This is implementation of Grad-CAM for text classification model. The model used is 1D-CNN for text classification which was introduced in Yoon Kim (2014). The data used are re-fined version of Stanford Sentimental Treebank which re-labeled for binary classification. Input feature is slim version of word2vec.
It especially requires python>=3, tensorflow>=1.4,<2.0 (requires tf.data.Dataset and tf.estimator.Estimator, but not support TF2).
>>> pip3 install -r requirements.txt
Before training, it requires word2vec binary file. Download by word2vec.sh
, it will download in directory word2vec/.
>>> ./word2vec.sh
All word2vec binary have to be located on word2vec/ directory.
- word2vec/GoogleNews-vectors-negative300-SLIM.bin
Stanford Sentimental Treebank Dataset will be download automatically when training.
usage: train.py [-h] [--epoch EPOCH] [--batch-size BATCH_SIZE]

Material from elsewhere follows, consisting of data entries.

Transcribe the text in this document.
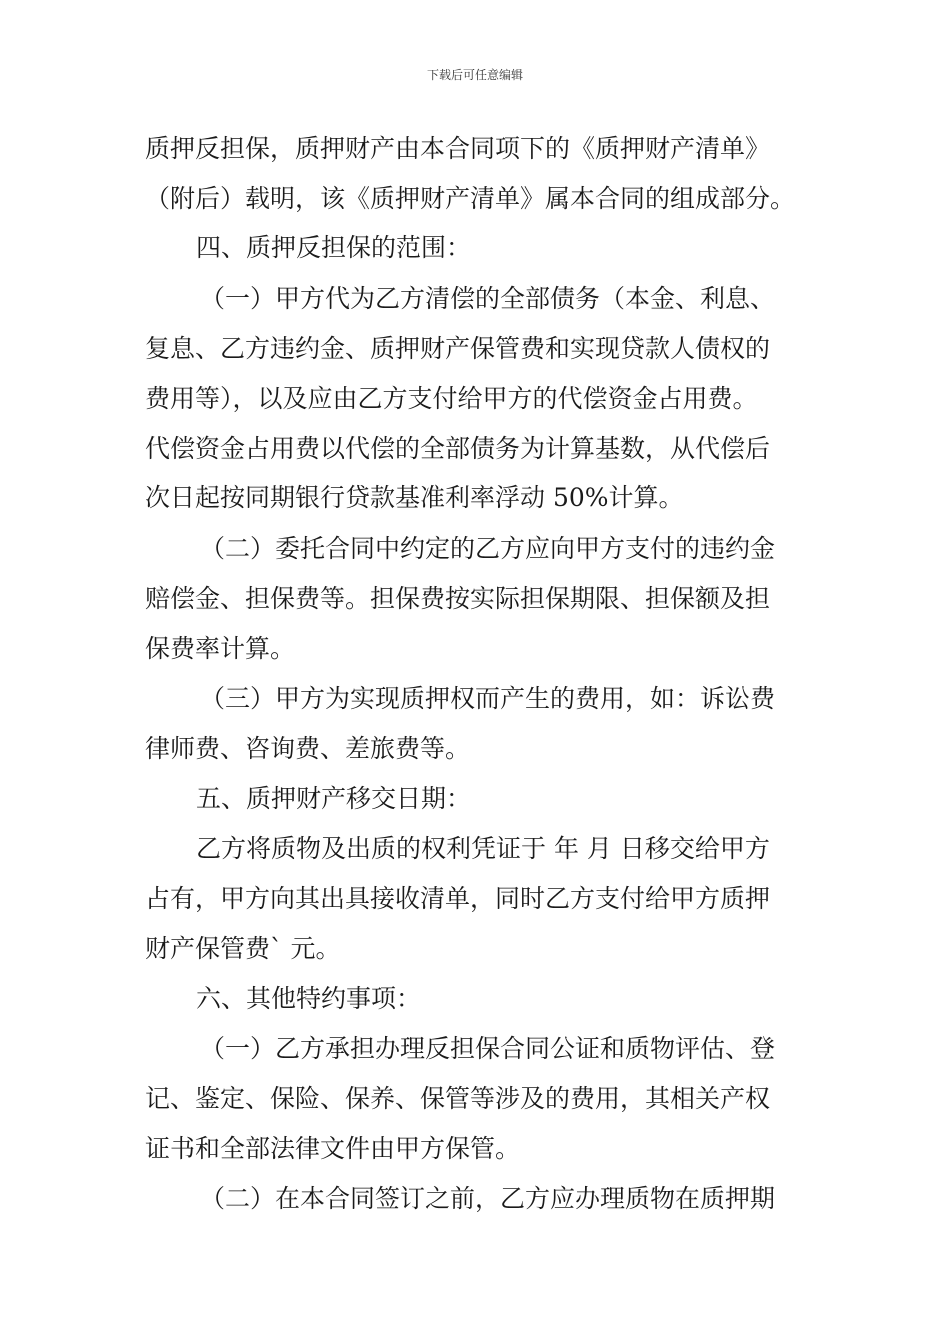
下载后可任意编辑
质押反担保，质押财产由本合同项下的《质押财产清单》
（附后）载明，该《质押财产清单》属本合同的组成部分。
四、质押反担保的范围：
（一）甲方代为乙方清偿的全部债务（本金、利息、
复息、乙方违约金、质押财产保管费和实现贷款人债权的
费用等），以及应由乙方支付给甲方的代偿资金占用费。
代偿资金占用费以代偿的全部债务为计算基数，从代偿后
次日起按同期银行贷款基准利率浮动 50%计算。
（二）委托合同中约定的乙方应向甲方支付的违约金
赔偿金、担保费等。担保费按实际担保期限、担保额及担
保费率计算。
（三）甲方为实现质押权而产生的费用，如：诉讼费
律师费、咨询费、差旅费等。
五、质押财产移交日期：
乙方将质物及出质的权利凭证于 年 月 日移交给甲方
占有，甲方向其出具接收清单，同时乙方支付给甲方质押
财产保管费` 元。
六、其他特约事项：
（一）乙方承担办理反担保合同公证和质物评估、登
记、鉴定、保险、保养、保管等涉及的费用，其相关产权
证书和全部法律文件由甲方保管。
（二）在本合同签订之前，乙方应办理质物在质押期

[--learning-rate LEARNING_RATE] [--gpu-index GPU_INDEX]
optional arguments:
-h, --help show this help message and exit
--epoch EPOCH Train Epoch
--batch-size BATCH_SIZE
Train Batch Size
--learning-rate LEARNING_RATE
Train Learning Rate
--gpu-index GPU_INDEX
GPU Index Number
It shows which word impacts the result with heatmap of sentence. Strong impact factor gets brighter color, otherwise darker color.
Fill CKPT
variable with your ckeckpoint path in visualize.ipynb
.